Colliers anticipates a significant influx of new condominium units in the coming year, potentially leading to increased vacancy rates within the secondary market.
“Developers need to recalibrate their strategies especially with slow launches and take up in the Metro Manila pre-selling condominium market. Greater land banking and launch of horizontal projects outside Metro Manila looks viable at this point. But there should be more pronounced differentiation of master-planned projects to capture the interest of investors and end users,” Bondoc said.
The office market continues to hold steady, with a vacancy rate of 19 percent in first quarter 2024 compared to 19.3 percent in the same period last year, said Colliers Office Services – Tenant Representation director Kevin Jara.
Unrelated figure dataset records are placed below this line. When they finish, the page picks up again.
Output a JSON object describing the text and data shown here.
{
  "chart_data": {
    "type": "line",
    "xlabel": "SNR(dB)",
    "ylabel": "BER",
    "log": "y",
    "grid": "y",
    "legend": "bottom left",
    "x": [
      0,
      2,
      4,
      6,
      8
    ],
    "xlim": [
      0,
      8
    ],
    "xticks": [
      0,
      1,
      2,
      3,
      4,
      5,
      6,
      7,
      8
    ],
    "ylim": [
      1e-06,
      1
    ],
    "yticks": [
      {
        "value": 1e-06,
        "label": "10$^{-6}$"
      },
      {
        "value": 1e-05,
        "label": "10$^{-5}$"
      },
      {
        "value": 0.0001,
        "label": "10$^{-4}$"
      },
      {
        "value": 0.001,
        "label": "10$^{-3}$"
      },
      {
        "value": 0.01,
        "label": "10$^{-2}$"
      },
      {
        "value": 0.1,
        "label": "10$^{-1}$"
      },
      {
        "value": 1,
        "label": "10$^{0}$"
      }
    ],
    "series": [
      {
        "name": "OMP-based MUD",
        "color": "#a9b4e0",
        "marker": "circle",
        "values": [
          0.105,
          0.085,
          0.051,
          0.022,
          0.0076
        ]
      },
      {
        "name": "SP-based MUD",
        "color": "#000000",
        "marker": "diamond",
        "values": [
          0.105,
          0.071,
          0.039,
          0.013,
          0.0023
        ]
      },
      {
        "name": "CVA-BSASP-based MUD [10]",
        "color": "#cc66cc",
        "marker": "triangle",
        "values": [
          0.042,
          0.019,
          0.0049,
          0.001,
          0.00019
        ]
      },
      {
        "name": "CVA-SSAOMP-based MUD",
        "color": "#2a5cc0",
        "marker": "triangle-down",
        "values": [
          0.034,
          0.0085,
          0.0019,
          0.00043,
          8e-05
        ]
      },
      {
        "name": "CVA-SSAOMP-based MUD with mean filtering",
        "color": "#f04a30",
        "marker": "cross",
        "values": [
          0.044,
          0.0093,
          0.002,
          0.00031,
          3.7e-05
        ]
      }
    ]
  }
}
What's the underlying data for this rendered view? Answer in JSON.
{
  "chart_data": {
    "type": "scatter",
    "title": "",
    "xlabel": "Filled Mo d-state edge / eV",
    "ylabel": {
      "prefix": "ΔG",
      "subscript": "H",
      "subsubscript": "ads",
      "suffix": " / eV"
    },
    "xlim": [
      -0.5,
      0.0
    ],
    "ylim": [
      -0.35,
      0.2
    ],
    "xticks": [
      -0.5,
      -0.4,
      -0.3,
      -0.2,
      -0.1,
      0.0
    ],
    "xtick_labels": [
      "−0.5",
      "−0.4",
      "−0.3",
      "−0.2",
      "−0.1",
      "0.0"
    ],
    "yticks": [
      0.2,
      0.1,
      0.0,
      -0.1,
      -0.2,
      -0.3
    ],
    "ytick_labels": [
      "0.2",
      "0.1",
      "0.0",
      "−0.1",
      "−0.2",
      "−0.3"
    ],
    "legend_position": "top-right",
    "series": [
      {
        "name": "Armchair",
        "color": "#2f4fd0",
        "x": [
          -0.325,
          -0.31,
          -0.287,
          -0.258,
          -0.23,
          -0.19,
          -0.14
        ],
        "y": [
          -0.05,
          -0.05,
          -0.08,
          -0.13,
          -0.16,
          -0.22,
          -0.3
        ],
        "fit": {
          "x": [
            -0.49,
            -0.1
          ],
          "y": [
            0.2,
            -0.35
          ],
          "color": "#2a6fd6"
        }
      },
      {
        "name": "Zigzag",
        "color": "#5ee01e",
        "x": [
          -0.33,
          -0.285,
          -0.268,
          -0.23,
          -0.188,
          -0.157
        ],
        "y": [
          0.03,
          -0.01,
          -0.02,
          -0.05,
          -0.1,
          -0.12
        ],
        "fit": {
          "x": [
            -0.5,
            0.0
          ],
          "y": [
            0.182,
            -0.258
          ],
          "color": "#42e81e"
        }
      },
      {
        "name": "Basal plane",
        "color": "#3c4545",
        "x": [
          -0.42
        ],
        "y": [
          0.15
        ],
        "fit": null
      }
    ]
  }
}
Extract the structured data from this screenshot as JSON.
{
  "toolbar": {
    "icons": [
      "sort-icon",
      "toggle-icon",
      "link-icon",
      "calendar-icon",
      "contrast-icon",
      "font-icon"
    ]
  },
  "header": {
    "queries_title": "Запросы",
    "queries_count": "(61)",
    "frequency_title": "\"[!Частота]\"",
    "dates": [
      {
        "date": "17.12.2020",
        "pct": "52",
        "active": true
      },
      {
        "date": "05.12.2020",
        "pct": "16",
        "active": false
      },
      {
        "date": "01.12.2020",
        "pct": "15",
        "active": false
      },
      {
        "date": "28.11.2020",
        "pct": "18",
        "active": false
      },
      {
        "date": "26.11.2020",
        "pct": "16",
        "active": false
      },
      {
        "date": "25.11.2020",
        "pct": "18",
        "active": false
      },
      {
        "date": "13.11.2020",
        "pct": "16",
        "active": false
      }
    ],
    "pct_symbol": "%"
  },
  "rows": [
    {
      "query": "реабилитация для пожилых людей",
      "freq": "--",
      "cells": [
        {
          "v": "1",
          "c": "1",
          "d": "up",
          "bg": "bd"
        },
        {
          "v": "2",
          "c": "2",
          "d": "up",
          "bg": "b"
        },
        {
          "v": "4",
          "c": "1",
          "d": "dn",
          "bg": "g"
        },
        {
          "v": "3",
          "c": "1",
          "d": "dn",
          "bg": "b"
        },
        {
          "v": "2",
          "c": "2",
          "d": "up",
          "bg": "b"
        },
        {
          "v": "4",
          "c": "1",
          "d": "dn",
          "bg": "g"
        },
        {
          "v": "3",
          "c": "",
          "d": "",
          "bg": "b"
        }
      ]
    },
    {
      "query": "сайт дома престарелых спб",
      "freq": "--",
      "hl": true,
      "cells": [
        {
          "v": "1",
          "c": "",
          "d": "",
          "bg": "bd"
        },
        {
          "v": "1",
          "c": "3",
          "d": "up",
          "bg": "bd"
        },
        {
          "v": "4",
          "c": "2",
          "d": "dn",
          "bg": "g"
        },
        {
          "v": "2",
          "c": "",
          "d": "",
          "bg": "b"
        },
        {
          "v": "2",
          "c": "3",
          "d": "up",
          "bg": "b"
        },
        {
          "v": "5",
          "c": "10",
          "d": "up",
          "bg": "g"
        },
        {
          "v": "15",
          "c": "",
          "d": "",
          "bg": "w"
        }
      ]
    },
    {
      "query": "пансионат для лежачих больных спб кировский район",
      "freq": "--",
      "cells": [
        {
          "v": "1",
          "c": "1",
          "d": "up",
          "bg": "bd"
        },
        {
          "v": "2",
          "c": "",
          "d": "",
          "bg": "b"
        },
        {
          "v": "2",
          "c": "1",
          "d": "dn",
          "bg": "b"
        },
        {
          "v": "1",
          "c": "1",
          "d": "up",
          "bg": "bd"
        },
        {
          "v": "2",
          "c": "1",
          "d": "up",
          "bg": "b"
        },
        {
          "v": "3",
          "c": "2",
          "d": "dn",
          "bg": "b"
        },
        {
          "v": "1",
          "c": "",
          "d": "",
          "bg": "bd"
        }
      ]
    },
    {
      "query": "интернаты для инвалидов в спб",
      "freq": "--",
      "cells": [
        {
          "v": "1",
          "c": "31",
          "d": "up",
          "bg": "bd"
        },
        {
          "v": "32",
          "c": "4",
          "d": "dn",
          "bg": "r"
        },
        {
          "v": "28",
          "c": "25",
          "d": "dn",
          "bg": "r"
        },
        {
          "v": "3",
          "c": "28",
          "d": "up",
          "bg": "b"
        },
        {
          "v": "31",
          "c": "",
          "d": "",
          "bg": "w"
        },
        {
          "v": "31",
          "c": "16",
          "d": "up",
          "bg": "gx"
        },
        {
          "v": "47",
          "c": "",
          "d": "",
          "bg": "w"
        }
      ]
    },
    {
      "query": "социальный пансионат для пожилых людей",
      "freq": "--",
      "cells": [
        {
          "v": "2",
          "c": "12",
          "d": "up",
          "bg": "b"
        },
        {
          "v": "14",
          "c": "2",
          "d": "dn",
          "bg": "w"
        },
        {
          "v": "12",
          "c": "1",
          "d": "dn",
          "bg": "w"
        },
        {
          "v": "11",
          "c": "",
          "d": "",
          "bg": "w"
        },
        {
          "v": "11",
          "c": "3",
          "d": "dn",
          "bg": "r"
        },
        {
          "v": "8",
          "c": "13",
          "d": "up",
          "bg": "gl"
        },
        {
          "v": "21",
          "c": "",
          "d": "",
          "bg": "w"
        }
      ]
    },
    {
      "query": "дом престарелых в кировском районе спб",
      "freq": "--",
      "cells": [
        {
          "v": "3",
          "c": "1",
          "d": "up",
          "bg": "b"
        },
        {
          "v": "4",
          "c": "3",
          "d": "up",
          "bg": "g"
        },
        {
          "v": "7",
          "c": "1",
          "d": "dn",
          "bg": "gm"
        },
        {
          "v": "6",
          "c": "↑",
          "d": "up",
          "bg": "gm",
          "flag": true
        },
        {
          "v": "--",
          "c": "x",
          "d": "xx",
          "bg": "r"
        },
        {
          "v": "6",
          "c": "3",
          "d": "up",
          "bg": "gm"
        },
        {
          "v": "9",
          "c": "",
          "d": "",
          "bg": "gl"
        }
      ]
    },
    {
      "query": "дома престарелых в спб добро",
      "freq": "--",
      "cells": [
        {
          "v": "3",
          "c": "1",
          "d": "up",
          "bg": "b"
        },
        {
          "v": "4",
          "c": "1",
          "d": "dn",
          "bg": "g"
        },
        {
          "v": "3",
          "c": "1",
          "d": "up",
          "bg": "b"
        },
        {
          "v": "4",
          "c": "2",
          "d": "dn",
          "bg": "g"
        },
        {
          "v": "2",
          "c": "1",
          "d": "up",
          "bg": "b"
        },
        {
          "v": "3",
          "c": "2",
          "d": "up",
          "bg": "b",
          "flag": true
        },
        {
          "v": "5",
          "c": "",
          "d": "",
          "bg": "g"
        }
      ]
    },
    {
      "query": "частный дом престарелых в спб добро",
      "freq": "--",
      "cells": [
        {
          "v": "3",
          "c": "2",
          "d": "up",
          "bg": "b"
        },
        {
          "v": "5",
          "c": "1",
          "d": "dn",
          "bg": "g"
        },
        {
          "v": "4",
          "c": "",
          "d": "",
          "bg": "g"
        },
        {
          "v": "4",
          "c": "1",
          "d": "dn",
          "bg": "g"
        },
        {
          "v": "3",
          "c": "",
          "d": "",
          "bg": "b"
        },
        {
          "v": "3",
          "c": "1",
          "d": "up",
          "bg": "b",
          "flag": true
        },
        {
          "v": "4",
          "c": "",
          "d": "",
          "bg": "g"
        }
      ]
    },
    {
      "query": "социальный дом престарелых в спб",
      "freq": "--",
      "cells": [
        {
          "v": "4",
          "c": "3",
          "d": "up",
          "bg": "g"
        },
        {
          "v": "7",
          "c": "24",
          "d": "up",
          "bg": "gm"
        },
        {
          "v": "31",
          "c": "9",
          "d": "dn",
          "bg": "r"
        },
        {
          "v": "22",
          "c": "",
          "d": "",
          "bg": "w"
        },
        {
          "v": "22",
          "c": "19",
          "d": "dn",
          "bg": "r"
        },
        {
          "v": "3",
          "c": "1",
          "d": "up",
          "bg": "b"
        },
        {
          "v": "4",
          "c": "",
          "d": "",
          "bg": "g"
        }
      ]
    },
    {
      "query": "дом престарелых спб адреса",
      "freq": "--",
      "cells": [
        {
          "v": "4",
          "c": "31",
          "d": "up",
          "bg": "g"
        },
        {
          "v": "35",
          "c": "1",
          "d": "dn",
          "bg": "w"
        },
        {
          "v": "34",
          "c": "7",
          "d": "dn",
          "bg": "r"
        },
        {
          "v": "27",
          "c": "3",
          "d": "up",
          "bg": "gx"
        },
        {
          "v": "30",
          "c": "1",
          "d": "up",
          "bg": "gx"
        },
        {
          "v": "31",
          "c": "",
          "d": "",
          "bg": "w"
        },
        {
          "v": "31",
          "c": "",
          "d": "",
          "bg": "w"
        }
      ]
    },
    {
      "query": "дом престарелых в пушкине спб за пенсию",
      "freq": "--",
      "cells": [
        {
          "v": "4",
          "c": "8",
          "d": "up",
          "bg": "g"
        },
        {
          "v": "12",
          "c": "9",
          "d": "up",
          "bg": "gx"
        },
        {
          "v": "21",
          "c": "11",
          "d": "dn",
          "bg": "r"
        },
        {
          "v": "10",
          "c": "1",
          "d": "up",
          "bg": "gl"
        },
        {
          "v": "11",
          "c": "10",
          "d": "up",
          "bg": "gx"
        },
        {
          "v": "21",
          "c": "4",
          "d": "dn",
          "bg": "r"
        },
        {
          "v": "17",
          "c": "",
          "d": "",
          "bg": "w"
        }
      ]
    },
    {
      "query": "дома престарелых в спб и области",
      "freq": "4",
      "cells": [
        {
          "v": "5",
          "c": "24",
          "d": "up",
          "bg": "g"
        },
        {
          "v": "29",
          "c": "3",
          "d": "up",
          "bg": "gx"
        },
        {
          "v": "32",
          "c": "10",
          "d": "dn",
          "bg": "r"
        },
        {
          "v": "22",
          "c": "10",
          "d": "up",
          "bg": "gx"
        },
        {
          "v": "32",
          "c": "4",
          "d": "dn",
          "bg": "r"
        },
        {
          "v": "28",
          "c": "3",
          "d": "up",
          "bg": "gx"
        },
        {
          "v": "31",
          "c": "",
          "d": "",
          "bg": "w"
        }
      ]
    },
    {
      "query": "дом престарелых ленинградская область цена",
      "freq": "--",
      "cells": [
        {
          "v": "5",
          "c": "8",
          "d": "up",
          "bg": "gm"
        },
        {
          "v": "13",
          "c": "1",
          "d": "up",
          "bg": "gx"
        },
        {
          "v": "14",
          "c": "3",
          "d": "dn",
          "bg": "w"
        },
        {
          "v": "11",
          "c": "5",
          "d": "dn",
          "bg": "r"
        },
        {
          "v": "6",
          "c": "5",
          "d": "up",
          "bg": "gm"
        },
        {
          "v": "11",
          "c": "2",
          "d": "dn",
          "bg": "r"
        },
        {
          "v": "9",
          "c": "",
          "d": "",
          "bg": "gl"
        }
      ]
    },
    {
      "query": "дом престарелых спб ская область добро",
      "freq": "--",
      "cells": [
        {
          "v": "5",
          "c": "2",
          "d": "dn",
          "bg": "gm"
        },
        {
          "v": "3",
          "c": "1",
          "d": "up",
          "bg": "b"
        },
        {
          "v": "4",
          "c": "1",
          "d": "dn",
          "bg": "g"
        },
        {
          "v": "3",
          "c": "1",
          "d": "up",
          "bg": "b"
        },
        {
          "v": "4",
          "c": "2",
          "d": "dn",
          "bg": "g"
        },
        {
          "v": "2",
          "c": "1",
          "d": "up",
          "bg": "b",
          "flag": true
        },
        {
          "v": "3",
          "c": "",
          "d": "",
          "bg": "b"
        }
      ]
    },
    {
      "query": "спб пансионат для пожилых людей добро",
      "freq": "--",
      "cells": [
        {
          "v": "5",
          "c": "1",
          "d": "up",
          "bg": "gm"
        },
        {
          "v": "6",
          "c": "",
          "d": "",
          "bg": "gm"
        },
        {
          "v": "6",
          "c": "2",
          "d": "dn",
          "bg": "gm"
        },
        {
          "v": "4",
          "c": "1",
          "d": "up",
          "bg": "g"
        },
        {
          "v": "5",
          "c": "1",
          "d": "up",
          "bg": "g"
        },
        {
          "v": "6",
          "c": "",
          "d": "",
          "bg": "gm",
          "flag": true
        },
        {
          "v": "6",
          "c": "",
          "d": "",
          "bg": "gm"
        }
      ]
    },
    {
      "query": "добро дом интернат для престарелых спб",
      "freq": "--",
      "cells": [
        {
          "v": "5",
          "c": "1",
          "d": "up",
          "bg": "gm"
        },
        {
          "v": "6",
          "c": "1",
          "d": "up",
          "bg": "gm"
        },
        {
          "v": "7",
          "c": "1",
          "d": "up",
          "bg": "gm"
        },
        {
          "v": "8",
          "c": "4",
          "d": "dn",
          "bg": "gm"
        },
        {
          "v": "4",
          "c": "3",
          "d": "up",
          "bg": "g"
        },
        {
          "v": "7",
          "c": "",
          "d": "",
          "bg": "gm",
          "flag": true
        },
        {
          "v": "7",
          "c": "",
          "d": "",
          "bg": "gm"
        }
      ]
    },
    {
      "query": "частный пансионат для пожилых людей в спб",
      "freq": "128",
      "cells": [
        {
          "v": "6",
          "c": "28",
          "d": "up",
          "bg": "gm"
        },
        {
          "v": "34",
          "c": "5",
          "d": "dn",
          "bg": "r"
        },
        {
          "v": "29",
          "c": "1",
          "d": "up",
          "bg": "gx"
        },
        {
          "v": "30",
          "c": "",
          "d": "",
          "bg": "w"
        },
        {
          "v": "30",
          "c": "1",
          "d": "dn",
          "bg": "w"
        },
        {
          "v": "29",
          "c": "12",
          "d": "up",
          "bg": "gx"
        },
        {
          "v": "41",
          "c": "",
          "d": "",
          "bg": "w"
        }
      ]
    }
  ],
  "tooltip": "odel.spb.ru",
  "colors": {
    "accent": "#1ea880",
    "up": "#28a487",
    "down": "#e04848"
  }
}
The positive trend is attributed to a balance between new supply and space returned to the market through non-renewals and downsizing by some occupiers.
“We urge occupiers to strategically plan ahead and take proactive measures in their real estate strategy to capitalize on the prevailing tenant leaning market. Developers are also encouraged to ramp up their provincial portfolio, especially in underserved markets, to support IT BPM countryside growth,” said Jara.